L’esuberanza irrazionale della fine degli anni Novanta ha un po’ interrotto lo sviluppo di nuovi strumenti finanziari, proprio quando vari Paesi a crescita lenta avevano comunque sviluppato il settore del “venture capital” e Borse riservate a investimenti più a rischio, come il Nouveau Marché francese, il Neuer Markt tedesco, il Nuovo Mercato italiano, il Mothers nipponico. Questi mercati, modellati sul Nasdaq statunitense, hanno però finito per quotare molte società fragili, e il collasso dei prezzi azionari dopo il 2000 li ha pesantemente condizionati. Il Neuer Markt non esiste più, e tutti gli altri sono in crisi, se non in coma abbastanza profondo. Ma è importante non esagerare la portata di questi passi falsi: il processo di sviluppo delle attività finanziarie legate al rischio deve continuare.
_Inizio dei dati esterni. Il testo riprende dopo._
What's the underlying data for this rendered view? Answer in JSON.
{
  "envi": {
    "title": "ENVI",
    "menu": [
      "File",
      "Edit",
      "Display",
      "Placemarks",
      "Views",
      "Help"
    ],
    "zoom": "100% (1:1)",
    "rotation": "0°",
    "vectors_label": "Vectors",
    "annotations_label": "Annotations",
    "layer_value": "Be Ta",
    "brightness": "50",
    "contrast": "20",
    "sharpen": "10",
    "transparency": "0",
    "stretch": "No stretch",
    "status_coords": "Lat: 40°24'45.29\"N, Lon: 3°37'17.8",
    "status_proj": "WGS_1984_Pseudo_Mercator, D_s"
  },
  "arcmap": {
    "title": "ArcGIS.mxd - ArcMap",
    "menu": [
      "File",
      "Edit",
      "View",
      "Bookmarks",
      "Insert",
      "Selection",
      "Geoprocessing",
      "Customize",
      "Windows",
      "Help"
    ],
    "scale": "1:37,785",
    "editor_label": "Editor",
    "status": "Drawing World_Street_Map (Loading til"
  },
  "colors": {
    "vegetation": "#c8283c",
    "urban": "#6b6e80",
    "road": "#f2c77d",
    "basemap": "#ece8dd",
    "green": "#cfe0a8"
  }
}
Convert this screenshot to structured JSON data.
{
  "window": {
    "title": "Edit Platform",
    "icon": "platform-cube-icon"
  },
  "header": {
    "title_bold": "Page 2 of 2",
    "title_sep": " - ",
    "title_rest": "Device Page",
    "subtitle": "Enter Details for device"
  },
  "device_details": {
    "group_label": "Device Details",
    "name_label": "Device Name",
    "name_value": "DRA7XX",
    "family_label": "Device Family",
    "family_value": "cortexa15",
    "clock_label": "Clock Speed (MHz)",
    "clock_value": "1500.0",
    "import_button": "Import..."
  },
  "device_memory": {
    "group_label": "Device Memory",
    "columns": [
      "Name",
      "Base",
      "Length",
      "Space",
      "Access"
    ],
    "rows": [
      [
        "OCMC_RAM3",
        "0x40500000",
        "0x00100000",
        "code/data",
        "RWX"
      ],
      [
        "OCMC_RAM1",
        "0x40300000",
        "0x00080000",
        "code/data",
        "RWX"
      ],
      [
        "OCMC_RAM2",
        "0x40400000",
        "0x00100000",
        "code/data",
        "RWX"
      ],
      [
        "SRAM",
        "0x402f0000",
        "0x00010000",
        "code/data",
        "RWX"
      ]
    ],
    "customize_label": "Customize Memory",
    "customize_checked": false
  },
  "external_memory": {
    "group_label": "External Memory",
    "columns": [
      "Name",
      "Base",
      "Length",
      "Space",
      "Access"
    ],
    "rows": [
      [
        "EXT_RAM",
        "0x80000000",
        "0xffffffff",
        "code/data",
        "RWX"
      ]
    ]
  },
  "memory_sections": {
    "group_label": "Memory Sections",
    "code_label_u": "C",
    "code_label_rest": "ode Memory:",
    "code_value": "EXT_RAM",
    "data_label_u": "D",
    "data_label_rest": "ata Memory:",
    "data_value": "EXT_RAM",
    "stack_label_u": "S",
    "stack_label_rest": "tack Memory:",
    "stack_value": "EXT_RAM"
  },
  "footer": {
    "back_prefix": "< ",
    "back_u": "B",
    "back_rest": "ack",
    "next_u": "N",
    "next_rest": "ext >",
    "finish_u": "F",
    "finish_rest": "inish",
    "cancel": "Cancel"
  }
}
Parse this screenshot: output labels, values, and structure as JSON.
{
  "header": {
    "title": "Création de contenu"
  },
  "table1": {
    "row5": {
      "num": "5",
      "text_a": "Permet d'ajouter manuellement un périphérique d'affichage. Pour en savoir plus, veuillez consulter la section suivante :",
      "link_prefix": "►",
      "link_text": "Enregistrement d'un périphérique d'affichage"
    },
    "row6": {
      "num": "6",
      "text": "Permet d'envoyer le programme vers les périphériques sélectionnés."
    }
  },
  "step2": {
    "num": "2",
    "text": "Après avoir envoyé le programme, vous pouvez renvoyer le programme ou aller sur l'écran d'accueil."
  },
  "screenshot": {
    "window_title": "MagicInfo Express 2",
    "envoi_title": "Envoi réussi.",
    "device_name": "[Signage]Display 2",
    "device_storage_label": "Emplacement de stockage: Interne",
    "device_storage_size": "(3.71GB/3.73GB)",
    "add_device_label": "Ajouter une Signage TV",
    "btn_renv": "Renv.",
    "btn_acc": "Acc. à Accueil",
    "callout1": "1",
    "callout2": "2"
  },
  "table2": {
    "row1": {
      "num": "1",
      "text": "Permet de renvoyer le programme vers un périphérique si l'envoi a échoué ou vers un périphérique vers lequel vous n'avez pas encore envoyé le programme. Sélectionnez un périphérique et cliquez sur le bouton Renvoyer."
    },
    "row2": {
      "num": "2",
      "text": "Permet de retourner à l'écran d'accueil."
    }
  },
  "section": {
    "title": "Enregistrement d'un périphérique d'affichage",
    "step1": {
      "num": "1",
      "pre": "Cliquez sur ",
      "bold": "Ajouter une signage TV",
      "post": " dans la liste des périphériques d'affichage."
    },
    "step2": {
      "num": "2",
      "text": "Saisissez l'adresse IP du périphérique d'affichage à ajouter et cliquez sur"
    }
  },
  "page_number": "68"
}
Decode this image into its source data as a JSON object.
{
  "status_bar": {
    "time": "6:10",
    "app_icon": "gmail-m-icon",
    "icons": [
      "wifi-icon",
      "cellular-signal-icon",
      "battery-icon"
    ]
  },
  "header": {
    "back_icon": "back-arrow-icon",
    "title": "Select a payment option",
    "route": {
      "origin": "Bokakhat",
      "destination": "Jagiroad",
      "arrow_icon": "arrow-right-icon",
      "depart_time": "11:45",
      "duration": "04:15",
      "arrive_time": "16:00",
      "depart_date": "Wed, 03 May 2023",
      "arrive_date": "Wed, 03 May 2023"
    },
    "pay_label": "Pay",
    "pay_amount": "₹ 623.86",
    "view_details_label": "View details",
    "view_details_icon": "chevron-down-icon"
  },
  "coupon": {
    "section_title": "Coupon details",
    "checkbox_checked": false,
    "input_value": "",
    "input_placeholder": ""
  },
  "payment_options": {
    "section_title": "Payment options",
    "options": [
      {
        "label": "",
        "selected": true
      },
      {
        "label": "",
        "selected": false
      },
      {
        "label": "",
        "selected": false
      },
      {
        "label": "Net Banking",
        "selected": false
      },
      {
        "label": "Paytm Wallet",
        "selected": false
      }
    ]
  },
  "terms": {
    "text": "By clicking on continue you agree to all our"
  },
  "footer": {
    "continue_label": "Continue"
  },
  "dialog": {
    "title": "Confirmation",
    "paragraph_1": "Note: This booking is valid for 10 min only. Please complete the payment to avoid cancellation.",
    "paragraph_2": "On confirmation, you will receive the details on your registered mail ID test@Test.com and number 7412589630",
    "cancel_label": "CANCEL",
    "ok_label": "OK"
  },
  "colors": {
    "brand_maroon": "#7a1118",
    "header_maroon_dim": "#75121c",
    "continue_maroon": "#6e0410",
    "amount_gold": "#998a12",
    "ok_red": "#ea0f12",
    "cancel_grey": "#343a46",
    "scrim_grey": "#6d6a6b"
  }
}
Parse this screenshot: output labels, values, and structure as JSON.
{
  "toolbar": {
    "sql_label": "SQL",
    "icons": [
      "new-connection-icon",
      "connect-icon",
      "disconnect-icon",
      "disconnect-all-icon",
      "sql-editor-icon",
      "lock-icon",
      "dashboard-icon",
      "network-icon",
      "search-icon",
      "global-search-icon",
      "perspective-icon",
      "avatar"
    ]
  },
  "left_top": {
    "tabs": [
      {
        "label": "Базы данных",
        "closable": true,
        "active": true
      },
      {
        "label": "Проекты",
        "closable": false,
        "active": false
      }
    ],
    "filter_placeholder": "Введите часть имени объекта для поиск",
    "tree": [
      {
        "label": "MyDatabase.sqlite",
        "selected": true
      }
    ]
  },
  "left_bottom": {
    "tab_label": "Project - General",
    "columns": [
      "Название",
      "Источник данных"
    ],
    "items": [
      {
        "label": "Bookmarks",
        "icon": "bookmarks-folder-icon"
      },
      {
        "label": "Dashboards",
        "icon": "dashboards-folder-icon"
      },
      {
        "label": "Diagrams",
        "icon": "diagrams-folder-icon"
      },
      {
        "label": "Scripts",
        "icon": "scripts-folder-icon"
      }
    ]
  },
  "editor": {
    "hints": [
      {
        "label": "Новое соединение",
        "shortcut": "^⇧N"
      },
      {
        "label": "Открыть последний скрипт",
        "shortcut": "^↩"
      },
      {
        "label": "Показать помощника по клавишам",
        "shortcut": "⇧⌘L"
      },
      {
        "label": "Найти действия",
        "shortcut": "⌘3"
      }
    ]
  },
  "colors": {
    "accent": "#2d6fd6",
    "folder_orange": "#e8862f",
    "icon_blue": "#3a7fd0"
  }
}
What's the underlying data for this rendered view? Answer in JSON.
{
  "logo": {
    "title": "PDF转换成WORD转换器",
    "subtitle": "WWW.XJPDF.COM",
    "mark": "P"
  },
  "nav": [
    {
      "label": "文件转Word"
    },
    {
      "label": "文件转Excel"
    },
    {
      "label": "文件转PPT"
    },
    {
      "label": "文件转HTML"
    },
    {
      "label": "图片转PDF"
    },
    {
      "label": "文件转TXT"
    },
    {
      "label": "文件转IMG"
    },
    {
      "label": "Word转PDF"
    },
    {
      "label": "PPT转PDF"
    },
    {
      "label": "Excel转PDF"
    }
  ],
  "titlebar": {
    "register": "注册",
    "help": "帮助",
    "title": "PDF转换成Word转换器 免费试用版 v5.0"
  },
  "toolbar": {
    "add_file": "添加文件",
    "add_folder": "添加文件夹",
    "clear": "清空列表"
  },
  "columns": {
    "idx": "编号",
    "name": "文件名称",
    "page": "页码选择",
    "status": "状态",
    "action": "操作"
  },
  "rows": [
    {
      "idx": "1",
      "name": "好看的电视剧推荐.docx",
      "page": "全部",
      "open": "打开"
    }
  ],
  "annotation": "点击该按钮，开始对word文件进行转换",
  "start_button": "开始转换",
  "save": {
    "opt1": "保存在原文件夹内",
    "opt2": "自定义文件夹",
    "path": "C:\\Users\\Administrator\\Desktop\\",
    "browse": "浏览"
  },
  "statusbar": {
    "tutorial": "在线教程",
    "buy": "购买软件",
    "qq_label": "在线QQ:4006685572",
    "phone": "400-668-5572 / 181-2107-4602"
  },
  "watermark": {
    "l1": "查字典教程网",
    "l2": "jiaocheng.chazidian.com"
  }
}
Qual è, allora, il problema di fondo? Tra i libri pubblicati nel Vecchio Continente sulla questione, spicca per la forza delle sue argomentazioni quello dell’economista tedesco Hans-Werner Sinn, dal titolo La Germania può essere ancora salvata? Sinn sostiene che la stagnazione tedesca è dovuta in gran parte alla tradizionale politica di sussidi e di disincentivi del governo (aggiunta alla nota rigidità del mercato del lavoro) e le riforme finora varate dall’esecutivo berlinese non sono sufficienti a cambiare radicalmente la situazione.
L’economista mostra come l’effetto combinato del sistema fiscale e del welfare in Germania garantisca a una famiglia con due figli un reddito di almeno 1.500 euro al mese, anche se nessuno dei genitori lavora: è un ammontare molto superiore, ad esempio, al salario di un operaio non specializzato nell’industria siderurgica. E’ come se la Germania dicesse ai propri disoccupati: non affannatevi a cercare un lavoro.
Il welfare è particolarmente protettivo nei Länder orientali, nei quali i sussidi sono ai livelli occidentali, ma lo sviluppo economico e il costo della vita sono nettamente inferiori. Sinn stima che una famiglia della ex Repubblica Democratica Tedesca, grazie ai sussidi pubblici, possa raggiungere un reddito che supera di quattro volte quello di una famiglia polacca e di sei volte quello di una famiglia ungherese. Con un sistema del genere, è persino ovvio che l’industria sia molto riluttante a mantenere impianti nei Länder dell’antica Germania Orientale, dove si calcola che i sussidi coprano il 45 per cento del prodotto interno lordo complessivo.

A causa di queste distorsioni, secondo Sinn, la Germania orientale rimarrà una regione di disoccupazione cronica e un’area di espulsione demografica, esattamente come il Mezzogiorno italiano, che per decenni ha sottratto risorse al Paese, visto che le autorità centrali non ne hanno determinato propositivamente lo sviluppo. Inoltre, la nascente Costituzione europea proibirà discriminazioni nei sussidi sociali nei confronti degli immigrati da altri Paesi dell’Unione europea; e la conclusione dell’economista è che presto ci saranno nella stessa Unione europea ben venti Mezzogiorni.
Allora, che fare? I suggerimenti avanzati (tagli alle aliquote fiscali e della protezione sociale) sono di tipo tecnico e non avrebbero un effetto immediato nei comportamenti della gente. Nel lungo periodo, va creato un efficiente ed efficace sistema di incentivi che rovesci le aspettative personali di successo economico e accresca le opportunità di “imparare lavorando”.
I giovani potranno imparare dall’esperienza personale che lavorare duramente e assumersi rischi e responsabilità economiche è gratificante e redditizio. Quando questo atteggiamento e questa nuova antropologia culturale si diffonderanno, sopraggiungerà anche un nuovo dinamismo economico e finanziario.